Bisnis.com, JOHANNESBURG – Setelah diprediksi akan terkontraksi, Afrika Selatan berhasil berekspansi 0,6% pada kuartal kedua tahun ini, meski di bawah konsensus para ekonom yang disurvei Bloomberg yaitu kenaikan sebesar 0,9%.
Ekonomi Afrika Selatan berekspansi setelah sempat terkontraksi pada kuartal sebelumnya.
Negara perekonomian terbesar kedua di Afrika tersebut tengah menghadapi pemogokan besar-besaran pekerja di lima tambang produsen platinum terbesar di dunia.
Tekanan pada perekonomian Afsel semakin terasa setelah Senin lalu Menteri Keuangan Nhlanhla Nene mengatakan ia akan memangkas proyeksi pertumbuhan ekonomi oleh pemerintah menjadi 1,7% pada tahun ini, turun jauh dari proyeksi Februari lalu yaitu tumbuh 2,7%.
Jika prediksi pertumbuhan 1,7% Nene tidak meleset, maka ini akan menjadi pertumbuhan paling rendah sejak negara tersebut mengalami resesi pada 2009 lalu. Pada 2013 lalu, Afrika Selatan tumbuh 1,9%.

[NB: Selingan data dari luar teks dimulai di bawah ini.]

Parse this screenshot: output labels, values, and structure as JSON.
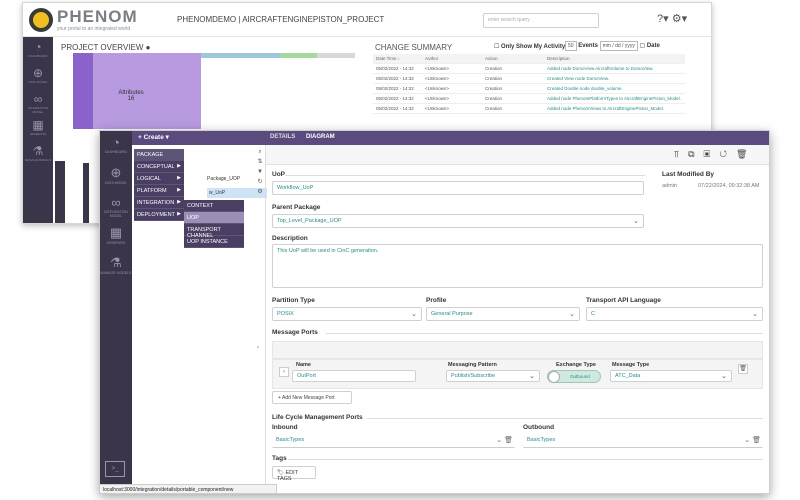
{
  "back": {
    "logo": {
      "name": "PHENOM",
      "tagline": "your portal to an integrated world"
    },
    "project_title": "PHENOMDEMO | AIRCRAFTENGINEPISTON_PROJECT",
    "search_placeholder": "enter search query",
    "project_overview": "PROJECT OVERVIEW",
    "change_summary": "CHANGE SUMMARY",
    "only_show_my_activity": "Only Show My Activity",
    "events_count": "50",
    "events_label": "Events",
    "date_placeholder": "mm / dd / yyyy",
    "date_label": "Date",
    "table": {
      "headers": [
        "Date Time ↓",
        "Author",
        "Action",
        "Description"
      ],
      "rows": [
        [
          "05/02/2022 - 14:32",
          "<Unknown>",
          "Creation",
          "Added node DomoView.AircraftVolume to DomoView."
        ],
        [
          "05/02/2022 - 14:32",
          "<Unknown>",
          "Creation",
          "Created View node DomoView."
        ],
        [
          "05/02/2022 - 14:32",
          "<Unknown>",
          "Creation",
          "Created Double node double_volume."
        ],
        [
          "05/02/2022 - 14:32",
          "<Unknown>",
          "Creation",
          "Added node PhenomPlatformTypes to AircraftEnginePiston_Model."
        ],
        [
          "05/02/2022 - 14:32",
          "<Unknown>",
          "Creation",
          "Added node PhenomViews to AircraftEnginePiston_Model."
        ]
      ]
    },
    "treemap_label": "Attributes",
    "treemap_value": "16",
    "sidebar": [
      "DASHBOARD",
      "DATA MODEL",
      "INTEGRATION MODEL",
      "GENERATE",
      "MANAGE MODELS"
    ]
  },
  "front": {
    "create_label": "+ Create ▾",
    "tabs": [
      "DETAILS",
      "DIAGRAM"
    ],
    "menu1": [
      "PACKAGE",
      "CONCEPTUAL",
      "LOGICAL",
      "PLATFORM",
      "INTEGRATION",
      "DEPLOYMENT"
    ],
    "menu2": [
      "CONTEXT",
      "UOP",
      "TRANSPORT CHANNEL",
      "UOP INSTANCE"
    ],
    "tree_nodes": [
      "Package_UOP",
      "w_UoP"
    ],
    "sidebar": [
      "DASHBOARD",
      "DATA MODEL",
      "INTEGRATION MODEL",
      "GENERATE",
      "MANAGE MODELS"
    ],
    "uop_label": "UoP",
    "uop_value": "Workflow_UoP",
    "last_modified_label": "Last Modified By",
    "last_modified_user": "admin",
    "last_modified_time": "07/22/2024, 09:32:38 AM",
    "parent_package_label": "Parent Package",
    "parent_package_value": "Top_Level_Package_UOP",
    "description_label": "Description",
    "description_value": "This UoP will be used in CinC generation.",
    "partition_type_label": "Partition Type",
    "partition_type_value": "POSIX",
    "profile_label": "Profile",
    "profile_value": "General Purpose",
    "transport_api_label": "Transport API Language",
    "transport_api_value": "C",
    "message_ports_label": "Message Ports",
    "port_name_label": "Name",
    "port_name_value": "OutPort",
    "messaging_pattern_label": "Messaging Pattern",
    "messaging_pattern_value": "Publish/Subscribe",
    "exchange_type_label": "Exchange Type",
    "exchange_type_value": "Outbound",
    "message_type_label": "Message Type",
    "message_type_value": "ATC_Data",
    "add_port_label": "+ Add New Message Port",
    "lcm_ports_label": "Life Cycle Management Ports",
    "inbound_label": "Inbound",
    "inbound_value": "BasicTypes",
    "outbound_label": "Outbound",
    "outbound_value": "BasicTypes",
    "tags_label": "Tags",
    "edit_tags_label": "EDIT TAGS"
  },
  "status_url": "localhost:3000/integration/details/portable_component/new"
}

“Aksi pemogokan dan lemahnya suplai energi cukup menjadi hambatan untuk mengejar target pertumbuhan,” ungkap Nene dalam sebuah wawancara di Johannesburg.
Dengan pemangkasan estimasi pertumbuhan tersebut, Nene mengaku saat ini bahaya mengintai defisit bujet negara Afrika Selatan. Ia menyatakan akan meningkatkan pemanfaatan sumber daya, meningkatkan pendapatan dari pajak, dan mengutamakan efisiensi dalam menggunakan bujet negara.
“Pemerintah yakin kita mampu menegakkan kebijakan fiskal untuk mengendalikan utang dan membangun infrastruktur. Pemerintah akan berupaya meningkatkan pemasukan dan membatasi pengeluaran yang tidak perlu untuk menekan defisit,” kata Nene.
Pemerintah Afrika Selatan berjanji akan meminimalisasi defisit anggaran ke level 2,8% dari PDB hingga 2017 kelak, dan mengurangi utang negara hingga 48,3%.
“Kita harus mempertimbangkan dengan cermat keputusan yang akan diambil. Harus ada keputusan yang diprioritaskan,” kata Nene.
Pemogokan oleh ribuan pekerja tambang platinum menimbulkan dampak negatif pada perekonomian Afrika.
Beberapa perusahaan tambang melaporkan kerugian, termasuk produsen platinum nomor satu dunia, Anglo American Platinum (Amplats) yang memutuskan menjual salah satu tambang operasionalnya setelah mengalami penurunan keuntungan hingga 90%.
Data yang dirilis Kamar Dagang dan Industri (KADIN) Afsel menunjukkan indeks kepercayaan bisnis negara tersebut jatuh ke level terendah dalam kurun 11 tahun.
Di saat yang sama, Afsel juga menghadapi persoalan inflasi sehingga mendorong bank sentral menaikkan tingkat suku bunga ke level 5,75%.
Mata uang Afsel rand telah jatuh 21% terhadap dolar sepanjang tahun ini, performa terburuk di antara 16 mata uang utama yang dipantau oleh Bloomberg.